»Und was willst du in San Franzisko anfangen?« fragte ein inneres Stimmchen.

»Wie kann ich das jetzt schon wissen!« gab ein anderes inneres Stimmchen anscheinend logisch zur Antwort.

Somit war die Angelegenheit zur schönsten Selbstzufriedenheit erledigt. Friedlich schlief ich in den weichen Polstern die ganze Nacht hindurch und blinzelte am nächsten Morgen vergnügt in die weiten Kansasebenen hinaus. In Colorado nickte ich bekannten Stationen vergnügt zu. Billy und Joe und ich waren da auf der Fahrt nach Osten durchgesaust. Das Felsengebirge fand ich prachtvoll (vom Speisewagen aus) – über die Mormonen unterhielt ich mich während der Fahrt durch Utah ausgezeichnet mit einer jungen Dame, die sich sehr entrüstet über die umfassende Heiraterei des Mormonentums aussprach und dabei energisch flirtete – Nevada verschlief ich zum größten Teil. Dann fuhren wir stundenlang in Tunnels, den riesigen Schneehütten der Sierra Nevada, die viele Meilen lang den Schienenstrang überdecken, um ihn vor Schneewehen und Lawinen zu schützen. Und dann tauchte wie durch Zauberschlag ein sonnenglänzendes Frühlingsland aus dem Dunkel auf. Saftiges Grün überall. Wälder von Obstbäumen unter tiefblauem Himmel, übersät in unbeschreiblicher Pracht mit feinzarten Blüten, schimmernd von schneeigem Weiß zu silberigen und hellrosa Tönen, strahlend in warmem Sonnenschein. Kalifornien, das Märchenland des Goldes. Das Land der Sonne und der Schönheit.

Stunden von Märchenfahrt im Sonnenland. Dörfer, Städte. Und endlich das Brausen und der Lärm der Königin des Westens, ein Auftauchen von tiefblauen Meeresfluten, ein Dahinschwimmen auf riesigem Fährboot, das im Städtchen Oakland, dem kleinen Bruder der glänzenden Schwesterstadt drüben über der Bai, den ganzen Eisenbahnzug aufnimmt und über die Wasser hinüberträgt nach San Franzisko; eine gewaltige Bahnhofshalle – ein Gewühl von Menschen …
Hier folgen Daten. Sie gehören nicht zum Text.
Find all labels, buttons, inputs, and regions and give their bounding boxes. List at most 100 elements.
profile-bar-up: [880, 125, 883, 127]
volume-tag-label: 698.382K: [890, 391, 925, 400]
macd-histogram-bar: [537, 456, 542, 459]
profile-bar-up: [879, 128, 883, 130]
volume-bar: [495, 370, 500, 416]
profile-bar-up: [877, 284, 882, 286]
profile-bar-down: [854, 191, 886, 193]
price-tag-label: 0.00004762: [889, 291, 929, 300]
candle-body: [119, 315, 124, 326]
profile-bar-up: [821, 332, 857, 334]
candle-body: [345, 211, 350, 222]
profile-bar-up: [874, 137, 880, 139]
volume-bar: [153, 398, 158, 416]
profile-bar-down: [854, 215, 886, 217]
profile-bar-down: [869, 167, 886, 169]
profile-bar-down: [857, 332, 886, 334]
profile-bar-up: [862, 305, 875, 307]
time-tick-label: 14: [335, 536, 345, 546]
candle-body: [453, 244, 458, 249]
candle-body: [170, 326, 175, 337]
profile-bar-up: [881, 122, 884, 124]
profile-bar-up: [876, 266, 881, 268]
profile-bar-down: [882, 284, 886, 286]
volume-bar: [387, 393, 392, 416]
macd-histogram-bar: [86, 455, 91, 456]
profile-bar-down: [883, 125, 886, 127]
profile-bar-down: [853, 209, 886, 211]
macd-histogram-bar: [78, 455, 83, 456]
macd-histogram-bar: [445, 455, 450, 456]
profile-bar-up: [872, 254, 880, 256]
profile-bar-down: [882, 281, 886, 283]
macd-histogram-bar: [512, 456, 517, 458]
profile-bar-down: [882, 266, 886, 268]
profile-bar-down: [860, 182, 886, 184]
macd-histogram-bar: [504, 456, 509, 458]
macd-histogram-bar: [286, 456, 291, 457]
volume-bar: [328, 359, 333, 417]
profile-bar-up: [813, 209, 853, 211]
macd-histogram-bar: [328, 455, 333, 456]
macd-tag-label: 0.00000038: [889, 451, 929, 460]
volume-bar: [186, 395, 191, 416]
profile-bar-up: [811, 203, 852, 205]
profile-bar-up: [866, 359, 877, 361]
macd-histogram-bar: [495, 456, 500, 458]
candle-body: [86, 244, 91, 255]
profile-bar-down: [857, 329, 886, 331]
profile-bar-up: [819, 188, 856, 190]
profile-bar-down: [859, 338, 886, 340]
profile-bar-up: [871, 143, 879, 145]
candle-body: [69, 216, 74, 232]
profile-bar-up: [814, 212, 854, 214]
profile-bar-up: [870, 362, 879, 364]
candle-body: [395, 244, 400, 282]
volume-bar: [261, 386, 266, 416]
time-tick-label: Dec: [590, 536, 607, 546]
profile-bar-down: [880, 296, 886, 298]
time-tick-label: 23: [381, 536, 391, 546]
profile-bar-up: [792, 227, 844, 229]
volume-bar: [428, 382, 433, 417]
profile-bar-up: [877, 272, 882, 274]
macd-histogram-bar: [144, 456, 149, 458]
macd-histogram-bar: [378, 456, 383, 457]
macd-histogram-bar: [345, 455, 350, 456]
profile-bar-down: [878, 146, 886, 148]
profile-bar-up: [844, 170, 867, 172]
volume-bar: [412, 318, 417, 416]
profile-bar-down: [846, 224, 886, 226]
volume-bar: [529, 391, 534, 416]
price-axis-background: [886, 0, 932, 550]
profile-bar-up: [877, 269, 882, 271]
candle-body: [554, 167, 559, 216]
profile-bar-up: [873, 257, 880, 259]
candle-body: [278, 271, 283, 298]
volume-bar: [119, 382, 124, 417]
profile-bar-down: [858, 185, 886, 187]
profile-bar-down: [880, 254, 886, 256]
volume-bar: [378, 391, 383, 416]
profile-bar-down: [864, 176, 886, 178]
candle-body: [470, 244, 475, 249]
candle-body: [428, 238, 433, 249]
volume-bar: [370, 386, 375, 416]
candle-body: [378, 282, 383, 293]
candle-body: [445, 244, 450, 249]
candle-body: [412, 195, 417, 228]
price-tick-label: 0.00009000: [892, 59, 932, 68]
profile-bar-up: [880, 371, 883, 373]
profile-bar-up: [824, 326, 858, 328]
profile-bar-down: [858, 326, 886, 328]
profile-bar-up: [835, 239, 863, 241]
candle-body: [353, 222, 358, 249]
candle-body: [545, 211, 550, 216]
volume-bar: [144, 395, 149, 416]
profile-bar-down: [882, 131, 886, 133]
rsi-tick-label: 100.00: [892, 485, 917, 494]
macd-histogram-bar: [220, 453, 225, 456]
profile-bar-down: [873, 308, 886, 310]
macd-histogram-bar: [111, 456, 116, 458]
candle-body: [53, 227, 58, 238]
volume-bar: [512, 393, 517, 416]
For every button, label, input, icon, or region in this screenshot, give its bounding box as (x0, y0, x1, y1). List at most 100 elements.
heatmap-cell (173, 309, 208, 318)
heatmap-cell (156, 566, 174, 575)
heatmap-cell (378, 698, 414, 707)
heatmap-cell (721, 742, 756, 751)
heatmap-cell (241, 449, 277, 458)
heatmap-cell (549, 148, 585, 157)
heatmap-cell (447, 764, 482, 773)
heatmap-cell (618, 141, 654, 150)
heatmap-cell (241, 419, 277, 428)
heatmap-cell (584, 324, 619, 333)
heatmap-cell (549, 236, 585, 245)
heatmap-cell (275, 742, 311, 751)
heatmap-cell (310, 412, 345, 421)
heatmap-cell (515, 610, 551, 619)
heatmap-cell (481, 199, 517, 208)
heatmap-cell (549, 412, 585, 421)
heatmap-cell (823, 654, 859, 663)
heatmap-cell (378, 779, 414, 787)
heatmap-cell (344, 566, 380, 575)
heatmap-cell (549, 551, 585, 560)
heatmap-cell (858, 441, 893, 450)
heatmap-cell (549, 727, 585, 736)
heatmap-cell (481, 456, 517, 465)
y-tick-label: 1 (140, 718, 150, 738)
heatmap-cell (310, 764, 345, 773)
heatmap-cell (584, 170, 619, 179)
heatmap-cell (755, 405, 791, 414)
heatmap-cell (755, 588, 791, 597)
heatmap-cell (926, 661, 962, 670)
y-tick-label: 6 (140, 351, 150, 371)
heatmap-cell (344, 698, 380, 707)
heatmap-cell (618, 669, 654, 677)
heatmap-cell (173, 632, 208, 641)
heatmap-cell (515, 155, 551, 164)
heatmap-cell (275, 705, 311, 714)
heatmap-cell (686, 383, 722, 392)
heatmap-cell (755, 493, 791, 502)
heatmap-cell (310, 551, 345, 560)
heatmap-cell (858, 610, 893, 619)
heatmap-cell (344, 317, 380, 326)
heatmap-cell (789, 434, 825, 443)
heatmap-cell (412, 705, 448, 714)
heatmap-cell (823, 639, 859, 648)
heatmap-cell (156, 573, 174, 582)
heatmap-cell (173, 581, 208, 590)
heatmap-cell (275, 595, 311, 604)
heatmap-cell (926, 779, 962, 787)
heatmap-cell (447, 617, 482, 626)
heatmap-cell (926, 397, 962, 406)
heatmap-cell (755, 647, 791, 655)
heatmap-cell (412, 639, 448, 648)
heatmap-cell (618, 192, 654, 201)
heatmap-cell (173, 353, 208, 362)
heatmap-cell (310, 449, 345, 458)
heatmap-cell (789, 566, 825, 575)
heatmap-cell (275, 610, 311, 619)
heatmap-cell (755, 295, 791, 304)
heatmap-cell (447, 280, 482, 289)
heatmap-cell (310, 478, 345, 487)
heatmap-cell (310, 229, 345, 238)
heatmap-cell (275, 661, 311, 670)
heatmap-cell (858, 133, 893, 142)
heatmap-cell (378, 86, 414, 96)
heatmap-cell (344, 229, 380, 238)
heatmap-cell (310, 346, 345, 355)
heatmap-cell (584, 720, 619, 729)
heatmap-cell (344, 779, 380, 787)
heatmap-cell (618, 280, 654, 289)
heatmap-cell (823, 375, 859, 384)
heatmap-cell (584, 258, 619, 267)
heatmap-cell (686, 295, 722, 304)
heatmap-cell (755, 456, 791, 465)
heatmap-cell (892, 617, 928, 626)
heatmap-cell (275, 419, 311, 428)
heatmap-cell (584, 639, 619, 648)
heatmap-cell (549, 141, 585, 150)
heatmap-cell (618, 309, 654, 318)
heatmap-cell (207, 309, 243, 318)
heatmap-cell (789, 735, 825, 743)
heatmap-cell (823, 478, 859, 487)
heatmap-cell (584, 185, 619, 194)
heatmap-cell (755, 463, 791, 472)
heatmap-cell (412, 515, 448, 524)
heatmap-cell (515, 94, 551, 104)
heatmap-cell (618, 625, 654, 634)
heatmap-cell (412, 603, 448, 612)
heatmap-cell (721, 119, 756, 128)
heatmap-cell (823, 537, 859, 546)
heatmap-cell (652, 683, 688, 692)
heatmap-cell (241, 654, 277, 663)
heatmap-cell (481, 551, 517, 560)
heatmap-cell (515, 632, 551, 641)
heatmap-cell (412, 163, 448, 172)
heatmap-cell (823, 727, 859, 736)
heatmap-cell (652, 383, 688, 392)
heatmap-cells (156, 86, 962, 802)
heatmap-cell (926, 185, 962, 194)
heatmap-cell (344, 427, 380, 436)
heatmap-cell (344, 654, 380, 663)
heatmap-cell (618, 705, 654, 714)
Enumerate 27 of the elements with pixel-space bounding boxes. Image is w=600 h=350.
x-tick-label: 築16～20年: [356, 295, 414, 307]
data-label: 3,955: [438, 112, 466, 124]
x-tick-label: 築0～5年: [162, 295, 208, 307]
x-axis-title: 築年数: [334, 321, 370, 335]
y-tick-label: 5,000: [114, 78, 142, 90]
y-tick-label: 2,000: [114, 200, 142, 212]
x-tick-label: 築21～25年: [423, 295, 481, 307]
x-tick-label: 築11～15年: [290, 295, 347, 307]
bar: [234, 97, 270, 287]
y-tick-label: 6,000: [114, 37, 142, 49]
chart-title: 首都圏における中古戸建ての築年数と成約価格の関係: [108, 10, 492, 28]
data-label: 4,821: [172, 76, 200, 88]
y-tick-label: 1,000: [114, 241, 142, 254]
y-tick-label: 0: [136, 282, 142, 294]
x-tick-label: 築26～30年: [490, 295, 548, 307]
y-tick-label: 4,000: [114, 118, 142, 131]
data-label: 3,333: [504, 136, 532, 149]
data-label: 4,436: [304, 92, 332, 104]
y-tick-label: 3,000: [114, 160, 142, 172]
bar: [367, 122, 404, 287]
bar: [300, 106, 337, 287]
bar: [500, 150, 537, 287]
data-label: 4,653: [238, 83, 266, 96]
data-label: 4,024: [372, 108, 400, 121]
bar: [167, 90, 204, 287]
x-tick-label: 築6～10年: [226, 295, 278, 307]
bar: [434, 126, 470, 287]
Da lachte ich vergnügt vor mich hin, wie einer lacht, der seinen Willen durchgesetzt hat, und schritt in den Wirrwarr hinein. Noch interessierte mich das Leben und Treiben um mich her wenig. Denn Bruder Leichtfuß war praktisch geworden und gedachte sich, so wie er's in St. Louis getan hatte, vor allem die vier eigenen Wände zu sichern. Es fiel ihm gar nicht ein, nach Weg und Richtung zu fragen. Da wo der Lärm am größten war, wo die Geschäfte sich häuften, wo die Menschen sich am meisten drängten, da durfte man nur rechts oder links abbiegen und fand sicherlich in Nebengäßchen die Pappschilder mit der lakonischen Legende vom zu vermietenden Zimmer. Im geschäftigsten Teil der Stadt hausen ja immer die Junggesellen. So war es in St. Louis, so ist es überall auf der Welt, so war es auch hier. In einem Sträßchen, eingekeilt zwischen der Hafengegend und der glanzvollen Hauptstraße, der Market Street, fand ich bald ein Zimmer, klein, schäbig, aber mit prachtvollem Blick auf die Bai. Die sieben Dollars, die es im Monat kosten sollte, zahlte ich sofort im voraus und hörte geduldig zu, wie Madame Legrange, die Dame des Hauses, mir erzählte, San Franzisko sei eine Perle (so schön freilich nicht wie Paris), und sie sei eine Französin (»ah, la belle France, monsieur!«) und Mieter, die monatlich im voraus bezahlten, könnten auf ihre besonderen égards zählen, und sie sei auch einmal jung und schön gewesen. Das mußte aber schon lange her sein!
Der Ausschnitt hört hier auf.